Zebra offers a bundled approach for UDI compliance, Coons explains, which spans bar code printers, readers, label design software, printer device management and RFID/RLTS solutions. Zebra’s “Zatar” Internet of Things platform might also be used for organizations wanting to manage infrastructure centrally in the cloud, while some hospitals may want to upgrade their wireless LAN infrastructure. “We are bundling all of these components as needed by the client to provide an industry solution, rather than having the health care organization go out and acquire components from different vendors and piece together a reliable solution,” he says.
In health care, UDI traceability at the patient level means that data collected at the point of use should integrate with EHR systems to create an audit trail of which devices were used on specific patients. As are result, it’s important that AIDC vendors work closely with EHR vendors so that bar code labeling and scanned data works flawlessly with EHR systems. “The aspect of working closely with these independent software vendors is critical,” says Coons.
Supply chain thinking
The biggest factor working in favor of better traceability in health care supply chains might just be the attitude of health care organizations. Not too many years ago, most health care organizations treated supply chain management as overhead or at best a sideline to their real mission of providing health care.
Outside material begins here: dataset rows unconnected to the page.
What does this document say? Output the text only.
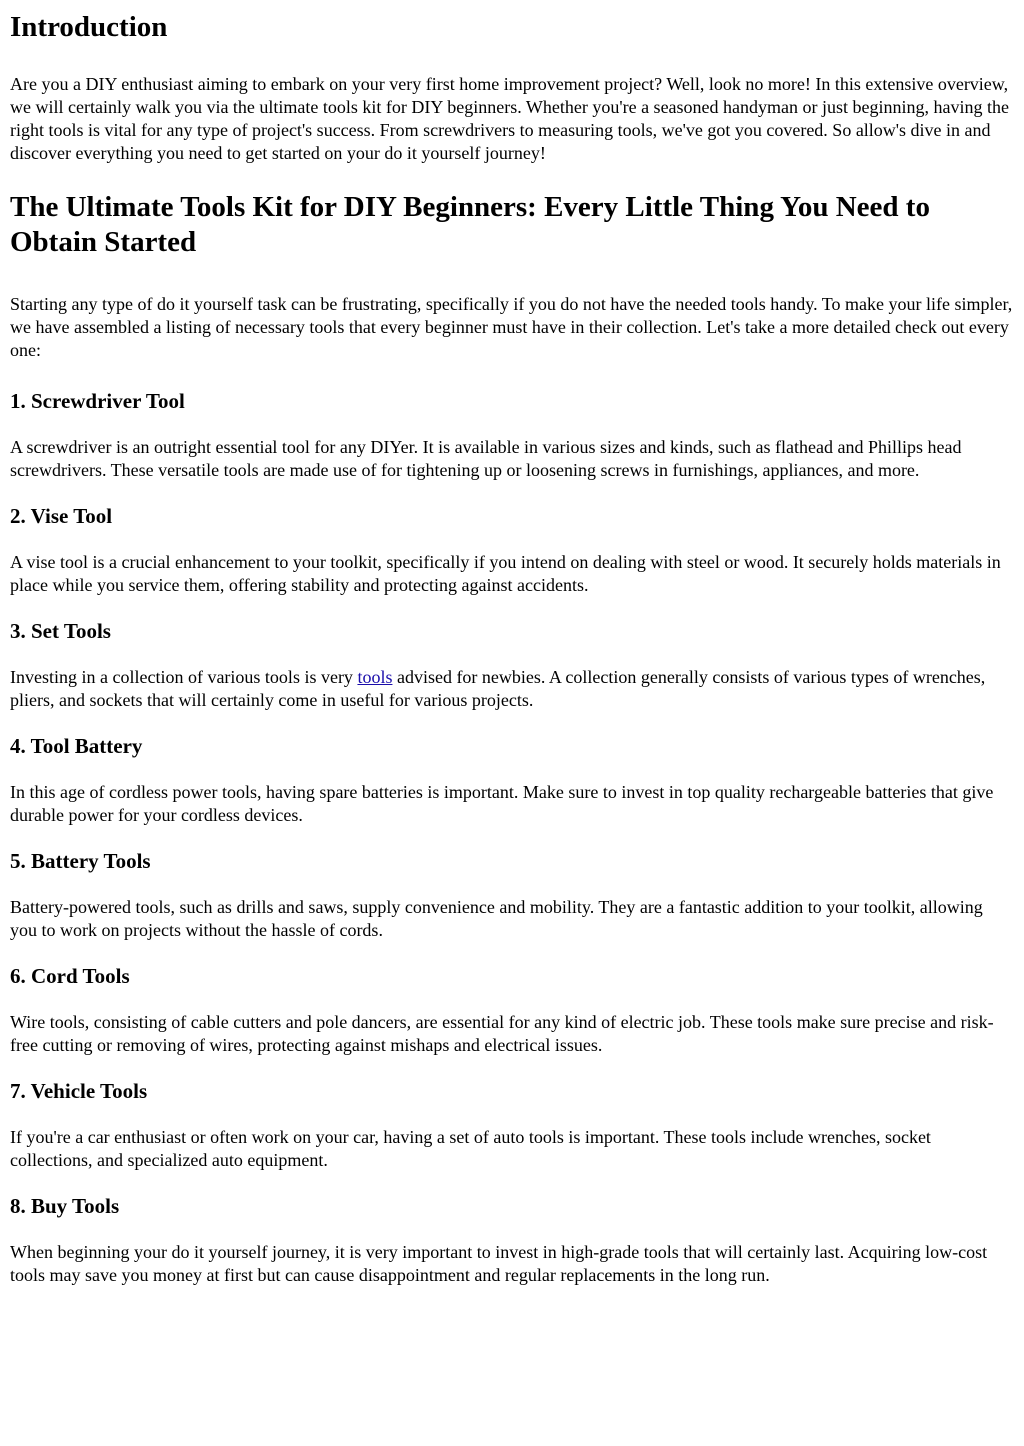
Introduction

Are you a DIY enthusiast aiming to embark on your very first home improvement project? Well, look no more! In this extensive overview, we will certainly walk you via the ultimate tools kit for DIY beginners. Whether you're a seasoned handyman or just beginning, having the right tools is vital for any type of project's success. From screwdrivers to measuring tools, we've got you covered. So allow's dive in and discover everything you need to get started on your do it yourself journey!

The Ultimate Tools Kit for DIY Beginners: Every Little Thing You Need to Obtain Started

Starting any type of do it yourself task can be frustrating, specifically if you do not have the needed tools handy. To make your life simpler, we have assembled a listing of necessary tools that every beginner must have in their collection. Let's take a more detailed check out every one:

1. Screwdriver Tool

A screwdriver is an outright essential tool for any DIYer. It is available in various sizes and kinds, such as flathead and Phillips head screwdrivers. These versatile tools are made use of for tightening up or loosening screws in furnishings, appliances, and more.

2. Vise Tool

A vise tool is a crucial enhancement to your toolkit, specifically if you intend on dealing with steel or wood. It securely holds materials in place while you service them, offering stability and protecting against accidents.

3. Set Tools

Investing in a collection of various tools is very tools advised for newbies. A collection generally consists of various types of wrenches, pliers, and sockets that will certainly come in useful for various projects.

4. Tool Battery

In this age of cordless power tools, having spare batteries is important. Make sure to invest in top quality rechargeable batteries that give durable power for your cordless devices.

5. Battery Tools

Battery-powered tools, such as drills and saws, supply convenience and mobility. They are a fantastic addition to your toolkit, allowing you to work on projects without the hassle of cords.

6. Cord Tools

Wire tools, consisting of cable cutters and pole dancers, are essential for any kind of electric job. These tools make sure precise and risk-free cutting or removing of wires, protecting against mishaps and electrical issues.

7. Vehicle Tools

If you're a car enthusiast or often work on your car, having a set of auto tools is important. These tools include wrenches, socket collections, and specialized auto equipment.

8. Buy Tools

When beginning your do it yourself journey, it is very important to invest in high-grade tools that will certainly last. Acquiring low-cost tools may save you money at first but can cause disappointment and regular replacements in the long run.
But steadily over the last decade, more health care companies have come to realize that supply chain excellence is crucial to their profitability and effectiveness as providers of care, says Colosino.
Hospitals have undertaken supply chain initiatives such as pooling their buying power by starting group purchasing organizations. More recently, hospitals have streamlined distribution by establishing consolidated service centers (CSCs) rather than having individual hospitals work with distributors to procure supplies. They’ve even brought in distribution professionals to run these CSCs and are using WMS and other SCE solutions to better manage operations. “They’ve really transformed the way they are operating by becoming supply chain companies,” says Colosino.
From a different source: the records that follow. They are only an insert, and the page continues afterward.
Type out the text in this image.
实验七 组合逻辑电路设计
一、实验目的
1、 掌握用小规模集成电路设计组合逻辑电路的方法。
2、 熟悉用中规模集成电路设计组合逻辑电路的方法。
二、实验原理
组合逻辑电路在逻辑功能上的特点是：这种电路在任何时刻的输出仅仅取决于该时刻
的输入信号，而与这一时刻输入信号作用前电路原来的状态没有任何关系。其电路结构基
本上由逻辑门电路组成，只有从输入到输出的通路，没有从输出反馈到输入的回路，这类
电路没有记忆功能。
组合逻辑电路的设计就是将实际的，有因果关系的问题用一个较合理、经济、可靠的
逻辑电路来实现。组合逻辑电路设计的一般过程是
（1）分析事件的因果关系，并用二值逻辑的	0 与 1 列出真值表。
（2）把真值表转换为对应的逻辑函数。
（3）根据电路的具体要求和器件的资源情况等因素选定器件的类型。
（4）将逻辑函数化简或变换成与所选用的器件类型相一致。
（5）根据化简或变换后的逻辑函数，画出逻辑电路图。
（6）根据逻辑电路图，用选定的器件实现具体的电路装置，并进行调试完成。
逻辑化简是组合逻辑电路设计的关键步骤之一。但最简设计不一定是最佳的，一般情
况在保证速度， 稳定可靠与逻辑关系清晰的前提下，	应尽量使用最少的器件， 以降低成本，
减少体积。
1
Hospitals also have begun using better inventory control solutions and data capture technology to manage the point of use without interfering with the work of clinicians, says Colosino. While bar code scanning is the backbone of inventory tracking at most hospitals, in some areas, RFID is used so that clinicians can just grab and use high-value items without having to stop and scan them.
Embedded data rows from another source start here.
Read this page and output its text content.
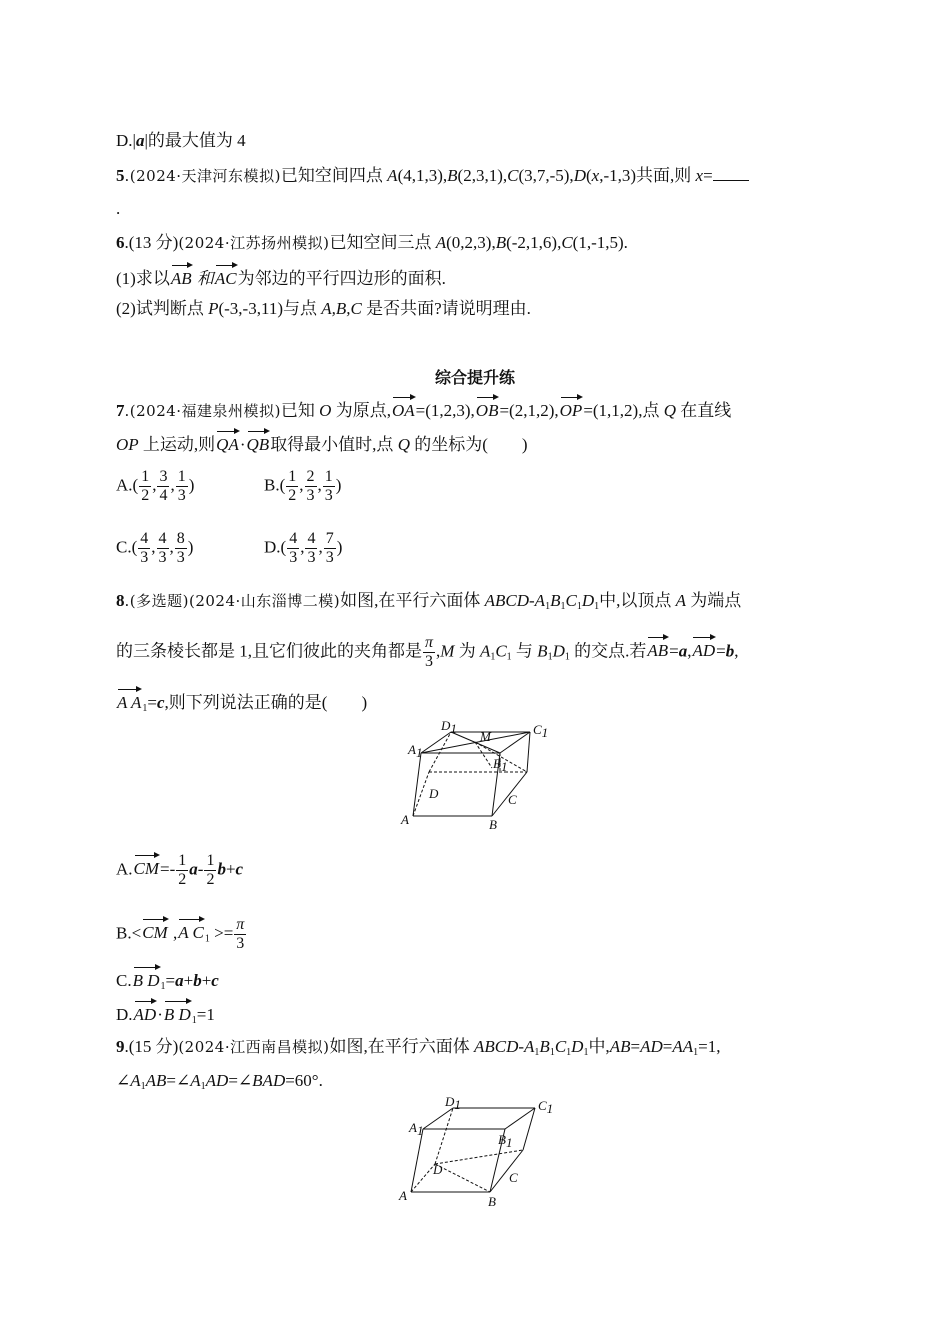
D.|a|的最大值为 4
5.(2024·天津河东模拟)已知空间四点 A(4,1,3),B(2,3,1),C(3,7,-5),D(x,-1,3)共面,则 x=
.
6.(13 分)(2024·江苏扬州模拟)已知空间三点 A(0,2,3),B(-2,1,6),C(1,-1,5).
(1)求以AB 和AC为邻边的平行四边形的面积.
(2)试判断点 P(-3,-3,11)与点 A,B,C 是否共面?请说明理由.
综合提升练
7.(2024·福建泉州模拟)已知 O 为原点,OA=(1,2,3),OB=(2,1,2),OP=(1,1,2),点 Q 在直线
OP 上运动,则QA·QB取得最小值时,点 Q 的坐标为(　　)
$A.( \frac{1}{2}$ , $\frac{3}{4}$ , $\frac{1}{3}$ )	$B.( \frac{1}{2}$ , $\frac{2}{3}$ , $\frac{1}{3}$ )
$C.( \frac{4}{3}$ , $\frac{4}{3}$ , $\frac{8}{3}$ )	$D.( \frac{4}{3}$ , $\frac{4}{3}$ , $\frac{7}{3}$ )
8.(多选题)(2024·山东淄博二模)如图,在平行六面体 ABCD-$A_1B_1C_1D_1$中,以顶点 A 为端点
的三条棱长都是 1,且它们彼此的夹角都是 $\frac{\pi}{3} ,M$ 为 $A_1C_1$ 与 $B_1D_1$ 的交点.若AB=a,AD=b,
A $A_1=c$,则下列说法正确的是(　　)
A	B
C
D
A1
B1
C1
D1
M
$A.CM=- \frac{1}{2} a- \frac{1}{2} b+c$
B.<CM ,A $C_1 >= \frac{\pi}{3}$
C.B $D_1=a+b+c$
D.AD·B $D_1=1$
9.(15 分)(2024·江西南昌模拟)如图,在平行六面体 ABCD-$A_1B_1C_1D_1$中$,AB=AD=AA_1=1$,
$\angle A_1AB=\angle A_1AD=\angle BAD=60^\circ$.
A	B
C
D
A1
B1
C1
D1
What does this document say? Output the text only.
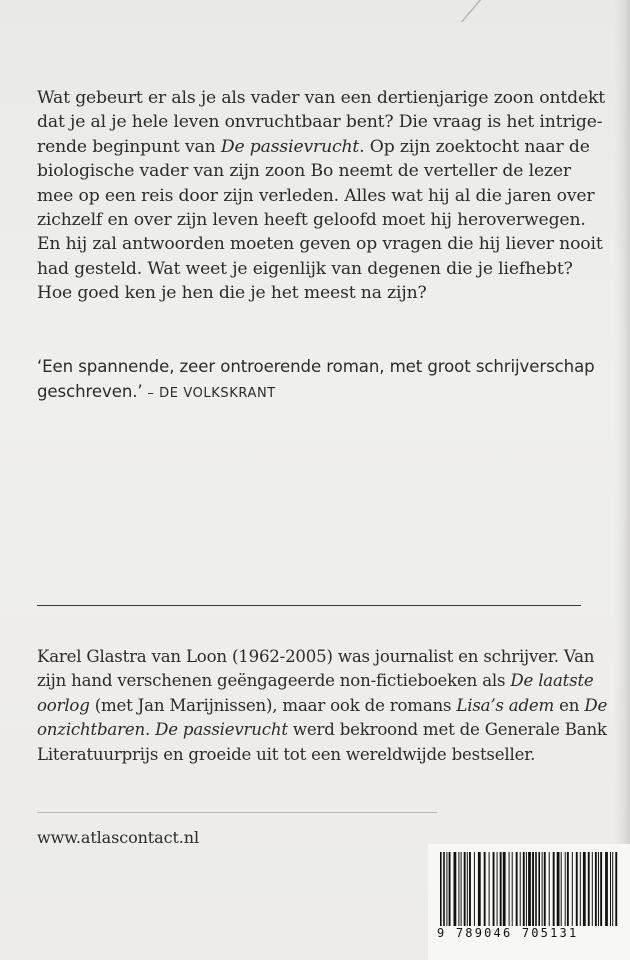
Wat gebeurt er als je als vader van een dertienjarige zoon ontdekt dat je al je hele leven onvruchtbaar bent? Die vraag is het intrige-rende beginpunt van De passievrucht. Op zijn zoektocht naar de biologische vader van zijn zoon Bo neemt de verteller de lezer mee op een reis door zijn verleden. Alles wat hij al die jaren over zichzelf en over zijn leven heeft geloofd moet hij heroverwegen. En hij zal antwoorden moeten geven op vragen die hij liever nooit had gesteld. Wat weet je eigenlijk van degenen die je liefhebt? Hoe goed ken je hen die je het meest na zijn?

‘Een spannende, zeer ontroerende roman, met groot schrijverschap geschreven.’ – DE VOLKSKRANT

Karel Glastra van Loon (1962-2005) was journalist en schrijver. Van zijn hand verschenen geëngageerde non-fictieboeken als De laatste oorlog (met Jan Marijnissen), maar ook de romans Lisa’s adem en De onzichtbaren. De passievrucht werd bekroond met de Generale Bank Literatuurprijs en groeide uit tot een wereldwijde bestseller.

www.atlascontact.nl
9 789046 705131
For example, says Colosino, in some operating rooms, RFID-enabled case carts are used to track high-value items consumed during an operation. A supply chain staff person loads up each cart with RFID-tagged items. During the operation, after each item is used, it is placed in a receptacle outfitted with a reader, which records each item consumed. RFID can be a good solution for scenarios where the goods are high value, and you don’t want to distract highly paid clinicians with data collection tasks, Colosino says. “You need to build clinician friendly solutions for traceability,” he says.
The new attitude at hospitals toward supply chain management bodes well for improved traceability, says Colosino, even if many hospitals still have a long way to go. As Colosino sums up, “The majority of hospitals aren’t there yet in achieving supply chain excellence, but the majority recognize they need to get there and have active initiatives to try to get them there.”